Member of the Free State Executive Council for Community Safety, Roads and Transport
- In office 14 March 2023 – 14 June 2024
- Premier: Mxolisi Dukwana
- Preceded by: William Bulwane
- Succeeded by: Jabu Mbalula

Member of the Free State Provincial Legislature
- Incumbent
- Assumed office 13 March 2023

Personal details
- Born: 3 February 1969 (age 57)
- Party: African National Congress

= Maqueen Letsoha-Mathae =

South African politician (born 1969)

Maqueen Joyce Letsoha-Mathae (born 3 February 1969) is a South African politician who is currently serving as the 8th Premier of the Free State.

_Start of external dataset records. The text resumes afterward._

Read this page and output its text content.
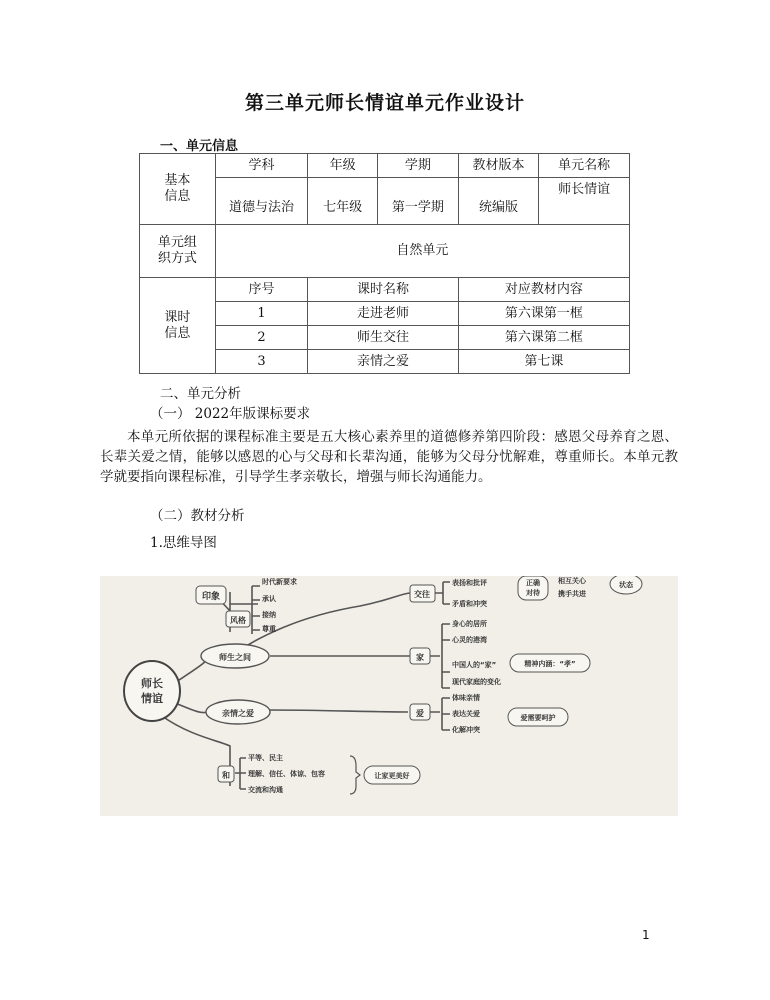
第三单元师长情谊单元作业设计
一、单元信息
基本
信息	学科	年级	学期	教材版本	单元名称
	道德与法治	七年级	第一学期	统编版	师长情谊
单元组
织方式	自然单元				
课时
信息	序号	课时名称		对应教材内容	
	1	走进老师		第六课第一框	
	2	师生交往		第六课第二框	
	3	亲情之爱		第七课	
二、单元分析
（一） 2022年版课标要求
本单元所依据的课程标准主要是五大核心素养里的道德修养第四阶段：感恩父母养育之恩、长辈关爱之情，能够以感恩的心与父母和长辈沟通，能够为父母分忧解难，尊重师长。本单元教学就要指向课程标准，引导学生孝亲敬长，增强与师长沟通能力。
（二）教材分析
1.思维导图
师长
情谊
印象
风格
时代新要求
承认
接纳
尊重
师生之间
交往
表扬和批评
矛盾和冲突
正确
对待
相互关心
携手共进
状态
家
身心的居所
心灵的港湾
中国人的“家”
现代家庭的变化
精神内涵：“孝”
亲情之爱	爱
体味亲情
表达关爱
化解冲突
爱需要呵护
和
平等、民主
理解、信任、体谅、包容
交流和沟通
让家更美好
1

She was previously in the Free State Executive Council as the Member of the Executive Council (MEC) for Community Safety, Roads and Transport from March 2023 until June 2024. Letsoha-Mathae has been a Member of the Free State Provincial Legislature since March 2023. She is a member of the African National Congress.

==Controversies==
In October 2024, the Economic Freedom Fighters and ActionSA in the Free State accused Letsoha-Mathae and her husband of receiving millions of rands in bribes to secure a road contract in Tweespruit.